The Rushden Echo and Argus, 10th June 1955, transcribed by Gill Hollis
They make music on home-made pipes
Bamboo-pipe playing is the latest craze at Newton Road School, Rushden. The idea came to Newton Road with Mr. A. R. Thompson, the music master, who soon found plenty of volunteers to join his pipe band.
The youngsters helped Mr. Thompson make the pipes and then learned how to play them.
|
Playing the pipes they made
|
About ten and a half inches in length, the pipes are made by hollowing out smoothly a piece of bamboo. The mouthpiece is shaped and a slightly concave piece of cork fitted into it to allow air to pass through. Then the pipe is “voiced” and turned as each hole is cut, until it can play the whole scale.
Afterwards the pipe is painted with a bright design and polished. It has a more mellow sound than a recorder, and was a great success when the Newton Road band performed at a Christmas concert and at the Rushden and District Schools’ music festival last week.
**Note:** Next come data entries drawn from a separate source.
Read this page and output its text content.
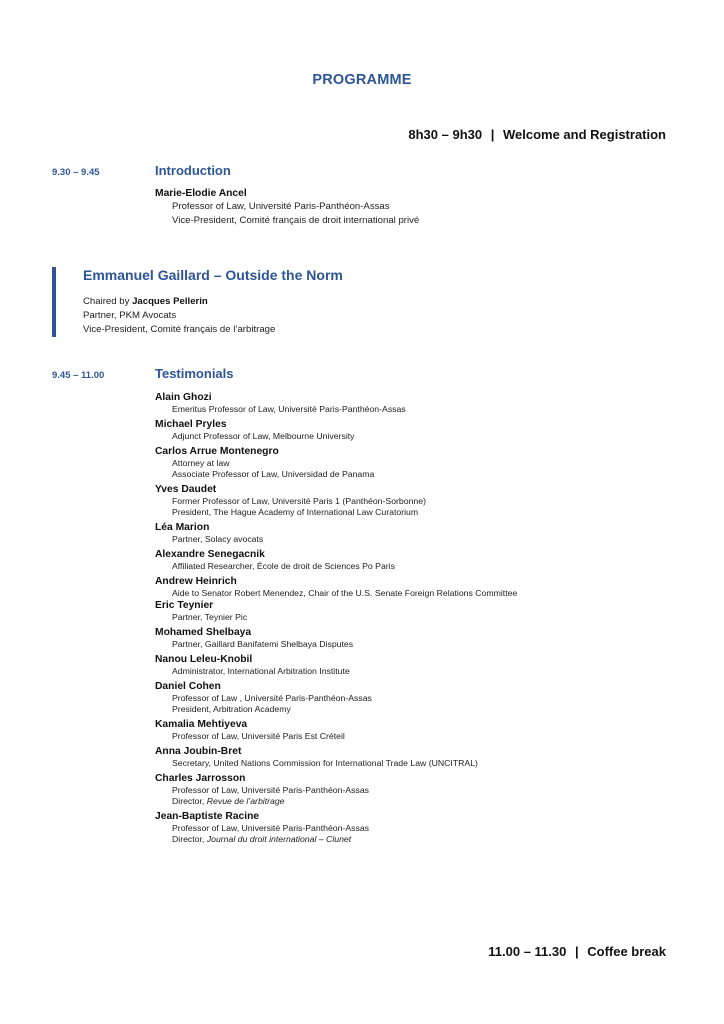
PROGRAMME
8h30 – 9h30 | Welcome and Registration
9.30 – 9.45	Introduction
Marie-Elodie Ancel
Professor of Law, Université Paris-Panthéon-Assas
Vice-President, Comité français de droit international privé
Emmanuel Gaillard – Outside the Norm
Chaired by Jacques Pellerin
Partner, PKM Avocats
Vice-President, Comité français de l’arbitrage
9.45 – 11.00	Testimonials
Alain Ghozi
Emeritus Professor of Law, Université Paris-Panthéon-Assas
Michael Pryles
Adjunct Professor of Law, Melbourne University
Carlos Arrue Montenegro
Attorney at law
Associate Professor of Law, Universidad de Panama
Yves Daudet
Former Professor of Law, Université Paris 1 (Panthéon-Sorbonne)
President, The Hague Academy of International Law Curatorium
Léa Marion
Partner, Solacy avocats
Alexandre Senegacnik
Affiliated Researcher, École de droit de Sciences Po Paris
Andrew Heinrich
Aide to Senator Robert Menendez, Chair of the U.S. Senate Foreign Relations Committee
Eric Teynier
Partner, Teynier Pic
Mohamed Shelbaya
Partner, Gaillard Banifatemi Shelbaya Disputes
Nanou Leleu-Knobil
Administrator, International Arbitration Institute
Daniel Cohen
Professor of Law , Université Paris-Panthéon-Assas
President, Arbitration Academy
Kamalia Mehtiyeva
Professor of Law, Université Paris Est Créteil
Anna Joubin-Bret
Secretary, United Nations Commission for International Trade Law (UNCITRAL)
Charles Jarrosson
Professor of Law, Université Paris-Panthéon-Assas
Director, Revue de l’arbitrage
Jean-Baptiste Racine
Professor of Law, Université Paris-Panthéon-Assas
Director, Journal du droit international – Clunet
11.00 – 11.30 | Coffee break
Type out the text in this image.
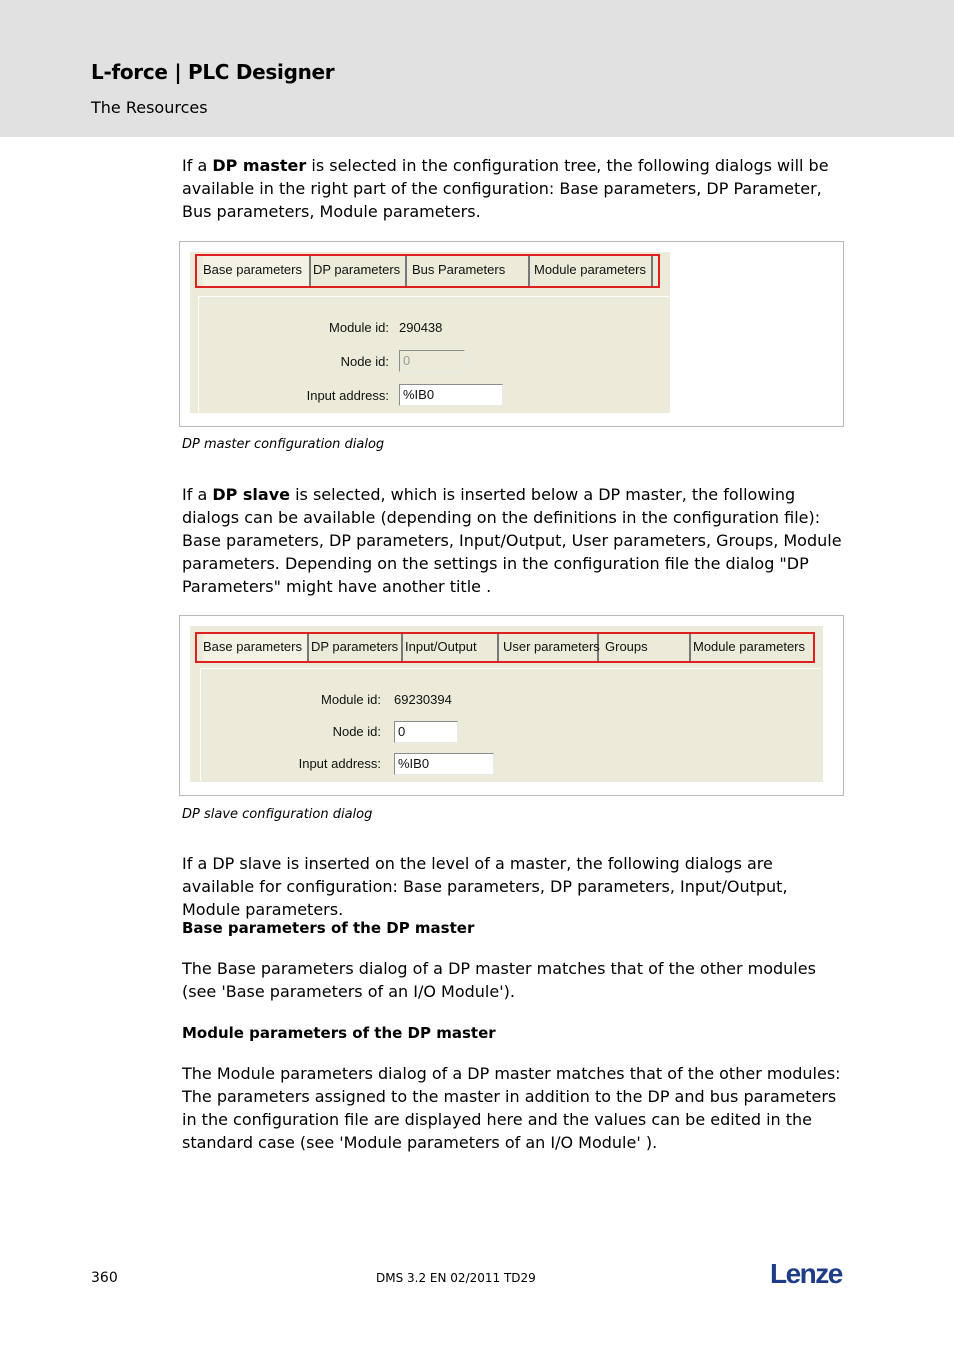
L-force | PLC Designer
The Resources
If a DP master is selected in the configuration tree, the following dialogs will be available in the right part of the configuration: Base parameters, DP Parameter, Bus parameters, Module parameters.
Base parameters DP parameters Bus Parameters	Module parameters
Module id: 290438
Node id:	0
Input address:	%IB0
DP master configuration dialog
If a DP slave is selected, which is inserted below a DP master, the following dialogs can be available (depending on the definitions in the configuration file): Base parameters, DP parameters, Input/Output, User parameters, Groups, Module parameters. Depending on the settings in the configuration file the dialog "DP Parameters" might have another title .
Base parameters DP parameters Input/Output	User parameters Groups	Module parameters
Module id: 69230394
Node id:	0
Input address:	%IB0
DP slave configuration dialog
If a DP slave is inserted on the level of a master, the following dialogs are available for configuration: Base parameters, DP parameters, Input/Output, Module parameters.
Base parameters of the DP master
The Base parameters dialog of a DP master matches that of the other modules (see 'Base parameters of an I/O Module').
Module parameters of the DP master
The Module parameters dialog of a DP master matches that of the other modules: The parameters assigned to the master in addition to the DP and bus parameters in the configuration file are displayed here and the values can be edited in the standard case (see 'Module parameters of an I/O Module' ).
360	DMS 3.2 EN 02/2011 TD29	Lenze
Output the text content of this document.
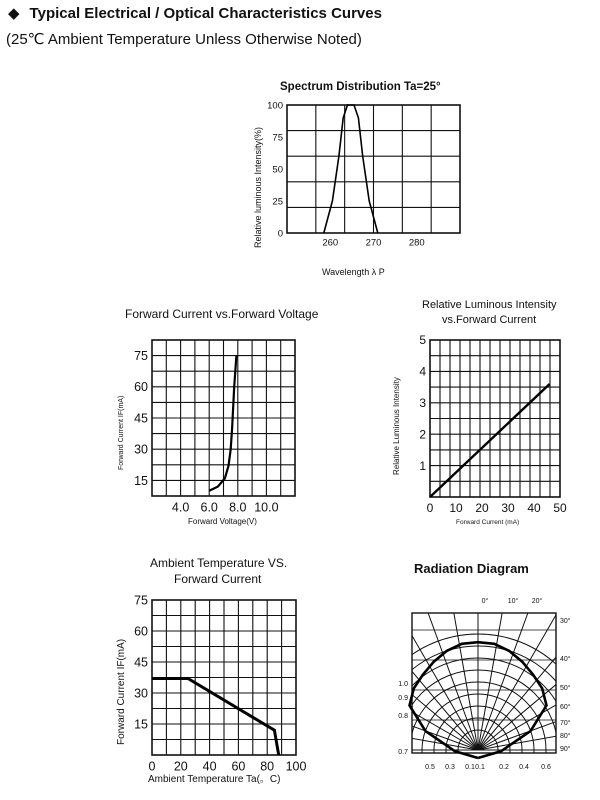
◆ Typical Electrical / Optical Characteristics Curves
(25℃ Ambient Temperature Unless Otherwise Noted)
Spectrum Distribution Ta=25°
0
25
50
75
100
260	270	280
Wavelength λ P
Relative luminous Intensity(%)
Forward Current vs.Forward Voltage
15
30
45
60
75
4.0 6.0 8.0 10.0
Forward Voltage(V)
Forward Current IF(mA)
Relative Luminous Intensity
vs.Forward Current
1
2
3
4
5
0 10 20 30 40 50
Forward Current (mA)
Relative Luminous Intensity
Ambient Temperature VS.
Forward Current
15
30
45
60
75
0 20 40 60 80 100
Ambient Temperature Ta(。C)
Forward Current IF(mA)
Radiation Diagram
0°	10° 20°
30°
40°
50°
60°
70°
80°
90°
1.0
0.9
0.8
0.7
0.5 0.3 0.1 0.1 0.2 0.4 0.6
These bamboo pipes are copied from an Indian pipe. A schoolteacher heard some Indian bamboo pipe music and made up an instrument of her own, experimenting until she could produce the right sound. Afterwards she discovered that the measurements of her pipe were exactly the same as the Indian.
That was thirty years ago. Today there is a Pipers’ Guild of international standing, in England, France, Belgium, Holland and Switzerland.
Mr. Thompson is a member and looks like producing a whole group from Rushden.